Sustainability and Public Benefit Strategic Objectives 2020–40
The strategic objective is to be recognised as the pre-eminent authority and resource provider in these fields:
A pioneering art portal to grow engagements progressively with and through benuri.org – enhanced by our physical gallery and art reference library in St. John’s Wood, London
The Jewish and immigrant contribution to British visual culture since 1900, formalising, enveloping and considerably expanding our 20-year focus through the Ben Uri Research Unit
The design, production and national dissemination of widely accessible digital arts programming for the growing 70+ demographic using our collection as the source. This addresses the practical needs of the residential care sector housing 5% of the quantum and, distinctively, the 95% often living in social isolation and/or with dementia.
The Sustainability and Public Benefit strategic plan was published in October 2018 (see below) and provides detailed methodology on a seismic shift in how small museums can operate impactfully and cost effectively by redefinition of core purpose and impactful delivery.
Core to this reassessment of the operational disciplines was the prescient transformation to the digital arena, wherever possible, to exploit the unlimited possibilities of a virtual world, benuri.org is the result which incorporates benuricollection.org and buru.org.uk and is a pioneer of a fullscale virtual museum and research centre
The width and depth of content of benuri.org is unparalleled within the sector and expands continually
benuri.org currently presents:
Research Centre for the study and digital recording of the Jewish and immigrant contribution to British visual culture since 1900. Already some 300 individual profiles have been published and some 1,000 candidates undergoing research. This long-term public benefit art programme generates new scholarship, films, podcasts, oral testimonies, exhibitions, publications and collection acquisitions all of which have wide and valuable public benefit applications.
Collections –over 850 works including the 100-strong ‘pre-eminent’ collection trust. All works are fully digitised, searchable with full artist biographies.

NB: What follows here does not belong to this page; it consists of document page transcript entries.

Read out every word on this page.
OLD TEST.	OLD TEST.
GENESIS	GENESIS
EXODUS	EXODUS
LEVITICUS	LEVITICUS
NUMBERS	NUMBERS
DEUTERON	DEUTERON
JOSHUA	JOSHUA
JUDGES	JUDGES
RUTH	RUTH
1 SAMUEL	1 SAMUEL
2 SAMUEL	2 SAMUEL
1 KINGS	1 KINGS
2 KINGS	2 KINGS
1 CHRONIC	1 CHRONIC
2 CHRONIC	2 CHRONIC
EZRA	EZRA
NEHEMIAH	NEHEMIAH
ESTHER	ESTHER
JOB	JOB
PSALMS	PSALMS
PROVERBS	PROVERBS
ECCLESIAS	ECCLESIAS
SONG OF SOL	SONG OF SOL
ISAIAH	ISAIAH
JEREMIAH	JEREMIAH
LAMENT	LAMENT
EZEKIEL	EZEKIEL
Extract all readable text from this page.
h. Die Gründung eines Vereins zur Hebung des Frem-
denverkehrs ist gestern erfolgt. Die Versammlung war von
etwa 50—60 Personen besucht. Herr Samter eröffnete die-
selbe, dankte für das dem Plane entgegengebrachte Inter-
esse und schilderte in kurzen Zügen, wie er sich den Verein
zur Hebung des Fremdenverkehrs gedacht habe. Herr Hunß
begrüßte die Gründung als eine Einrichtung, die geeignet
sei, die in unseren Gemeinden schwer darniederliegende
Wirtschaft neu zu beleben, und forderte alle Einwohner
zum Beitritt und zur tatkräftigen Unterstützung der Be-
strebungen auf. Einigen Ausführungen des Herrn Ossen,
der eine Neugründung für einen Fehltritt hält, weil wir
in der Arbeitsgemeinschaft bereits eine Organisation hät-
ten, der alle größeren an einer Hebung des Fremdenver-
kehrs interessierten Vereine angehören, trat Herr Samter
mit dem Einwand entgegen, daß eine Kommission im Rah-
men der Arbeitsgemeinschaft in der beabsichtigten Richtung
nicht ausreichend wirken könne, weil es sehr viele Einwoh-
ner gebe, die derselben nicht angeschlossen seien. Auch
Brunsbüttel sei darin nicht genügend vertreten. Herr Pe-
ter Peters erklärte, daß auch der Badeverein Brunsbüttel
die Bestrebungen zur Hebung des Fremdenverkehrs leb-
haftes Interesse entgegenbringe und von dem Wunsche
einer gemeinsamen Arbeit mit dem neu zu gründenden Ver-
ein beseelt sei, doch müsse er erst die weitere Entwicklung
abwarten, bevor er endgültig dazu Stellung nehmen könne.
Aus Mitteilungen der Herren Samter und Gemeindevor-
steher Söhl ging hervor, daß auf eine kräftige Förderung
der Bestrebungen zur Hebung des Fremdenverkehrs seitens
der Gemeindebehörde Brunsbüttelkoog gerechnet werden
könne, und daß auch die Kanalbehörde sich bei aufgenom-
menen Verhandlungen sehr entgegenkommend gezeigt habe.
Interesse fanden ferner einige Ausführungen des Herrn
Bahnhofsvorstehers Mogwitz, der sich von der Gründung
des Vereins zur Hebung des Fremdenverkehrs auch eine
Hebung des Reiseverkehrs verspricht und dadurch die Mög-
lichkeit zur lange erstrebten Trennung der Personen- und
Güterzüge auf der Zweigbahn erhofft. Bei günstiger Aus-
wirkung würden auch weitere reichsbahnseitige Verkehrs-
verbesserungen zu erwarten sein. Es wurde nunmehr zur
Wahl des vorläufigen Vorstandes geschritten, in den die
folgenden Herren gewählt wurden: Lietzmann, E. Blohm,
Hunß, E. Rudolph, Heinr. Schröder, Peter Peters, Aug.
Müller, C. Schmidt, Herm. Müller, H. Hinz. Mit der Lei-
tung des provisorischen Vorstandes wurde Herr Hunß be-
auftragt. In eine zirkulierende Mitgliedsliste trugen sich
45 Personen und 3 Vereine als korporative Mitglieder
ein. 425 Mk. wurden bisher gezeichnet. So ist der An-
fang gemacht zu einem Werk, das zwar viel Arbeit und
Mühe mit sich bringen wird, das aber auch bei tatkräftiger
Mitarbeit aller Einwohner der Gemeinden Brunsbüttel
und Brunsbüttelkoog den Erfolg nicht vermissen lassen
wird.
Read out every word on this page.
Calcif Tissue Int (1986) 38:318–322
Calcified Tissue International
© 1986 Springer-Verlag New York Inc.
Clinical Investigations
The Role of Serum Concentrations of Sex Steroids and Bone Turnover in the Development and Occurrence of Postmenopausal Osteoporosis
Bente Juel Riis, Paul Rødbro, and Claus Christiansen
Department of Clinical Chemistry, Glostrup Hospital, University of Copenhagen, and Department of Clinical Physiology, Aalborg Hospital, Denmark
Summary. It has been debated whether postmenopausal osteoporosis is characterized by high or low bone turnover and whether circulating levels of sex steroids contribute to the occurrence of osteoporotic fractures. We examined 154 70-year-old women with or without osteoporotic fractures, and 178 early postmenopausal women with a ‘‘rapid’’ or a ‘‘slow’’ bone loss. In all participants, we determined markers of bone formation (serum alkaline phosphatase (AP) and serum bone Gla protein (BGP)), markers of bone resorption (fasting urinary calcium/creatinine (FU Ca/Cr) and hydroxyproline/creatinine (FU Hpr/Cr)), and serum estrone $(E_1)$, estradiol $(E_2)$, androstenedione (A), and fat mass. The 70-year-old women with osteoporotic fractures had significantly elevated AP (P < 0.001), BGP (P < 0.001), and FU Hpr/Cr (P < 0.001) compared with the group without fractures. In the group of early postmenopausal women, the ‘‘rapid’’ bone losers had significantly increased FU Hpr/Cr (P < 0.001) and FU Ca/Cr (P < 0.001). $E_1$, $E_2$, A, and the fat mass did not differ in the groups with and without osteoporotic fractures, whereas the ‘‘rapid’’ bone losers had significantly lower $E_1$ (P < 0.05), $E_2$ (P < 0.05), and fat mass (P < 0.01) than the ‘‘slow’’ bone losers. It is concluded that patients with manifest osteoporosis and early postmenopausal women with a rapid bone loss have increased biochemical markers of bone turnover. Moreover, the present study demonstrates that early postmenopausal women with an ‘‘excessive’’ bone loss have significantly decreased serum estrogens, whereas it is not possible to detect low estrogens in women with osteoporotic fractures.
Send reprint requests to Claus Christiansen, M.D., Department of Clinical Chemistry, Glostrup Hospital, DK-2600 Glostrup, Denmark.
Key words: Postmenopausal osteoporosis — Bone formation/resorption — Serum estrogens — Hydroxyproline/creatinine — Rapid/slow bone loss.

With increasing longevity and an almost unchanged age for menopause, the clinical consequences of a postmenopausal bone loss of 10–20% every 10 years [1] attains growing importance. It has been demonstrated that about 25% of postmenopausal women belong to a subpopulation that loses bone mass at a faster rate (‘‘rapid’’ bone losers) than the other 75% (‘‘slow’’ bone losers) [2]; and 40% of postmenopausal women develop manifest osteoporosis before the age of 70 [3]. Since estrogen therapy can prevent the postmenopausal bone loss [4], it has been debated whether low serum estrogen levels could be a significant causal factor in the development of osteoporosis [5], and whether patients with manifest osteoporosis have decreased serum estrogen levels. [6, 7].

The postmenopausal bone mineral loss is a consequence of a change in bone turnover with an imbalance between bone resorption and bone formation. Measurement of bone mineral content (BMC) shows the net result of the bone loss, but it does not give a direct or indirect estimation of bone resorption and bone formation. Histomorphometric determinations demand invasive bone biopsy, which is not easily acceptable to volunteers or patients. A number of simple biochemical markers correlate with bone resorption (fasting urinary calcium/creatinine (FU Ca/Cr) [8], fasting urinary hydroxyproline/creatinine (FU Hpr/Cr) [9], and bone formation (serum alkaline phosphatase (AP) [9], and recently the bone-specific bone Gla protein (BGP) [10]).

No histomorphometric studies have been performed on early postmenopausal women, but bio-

Archives – some 10,000 pages of archives since Ben Uri was founded in Whitechapel 1915, including a complete record of over 700 archived exhibitions since 1925.
Arts and Health – our second core public benefit programme pioneering researched, cost-effective, national digital arts programming for the exponentially growing 70+ demographic using our collection of principally Jewish and refugee / immigrant artists as its source
A digital institution with a physical presence, rather than the museum norm of being a physical institution with a digital presence.
Ben Uri is a registered British charity (280389). We seek and need your donations to be able to fund and expand our work across our 3 principal and distinctive areas of public benefit being:
Research and digitally record the Jewish and immigrant contribution to British visual culture since 1900 - including the current;
Research and commission collection inspired art interventions for the over 70s to enrich their quality of life through digital channels;
Develop our pioneering first full scale virtual museum and research centre to maximise engagement across a global digital audience.
Ben Uri's 2019 Sustainability and Public Benefit Strategic Plan repositioned the gallery and museum to the digital arena as part of a wholesale reappraisal of the traditional museum operating model, in order to ensure its purposeful and meaningful long-term survival.
Every aspect of how this charity and museum operates was critically evaluated against a range of criteria with the public benefit and charity objects' return on charitable funds invested at the forefront.
Our recognition of scale and foreseeable resources was based on a forecasted steady dilution of financial support for small-sized charities and arts institutions, given the ever-increasing demands to support society's social care needs. The Board, in unison with its management, concluded the standard one sized museum glove did not fit Ben Uri.
This conclusion directed us to focus more astutely and to restrict our investments to our programming areas that generated a distinctive and relevant public benefit. Funding was a constant year-on-year struggle and the Board forecasted a shortfall of finances to restructure its balance sheet, deliver the new strategic plan and the institution’s digital repositioning. After some years of discussion and consultation, the decision was taken to very carefully select unfettered works that were rarely or never exhibited; a slow number of which were identified for sale by auction at Sotheby’s. The sums raised were reinvested in our major areas of public benefit, being the Research Unit, the Arts and Health Institute and the digital repositioning. Each of these three focus areas revolve around using our collection as their inspiration and source.
In September 2018 the country’s 17 leading bodies of the arts sector published a joint statement on ‘museums and collections at risk’ declaring, “However, the responsibility for the stewardship of the museum, its buildings and collections remains with the governing bodies and ineffective response will depend on the willingness of an organisation to take ownership of its issues.”
This is a doctrine that has always been in force at Ben Uri and the crafting and implementation of the 2019 Strategic Plan, published in October 2018, fully demonstrated the required 'willingness to take ownership of our issues'.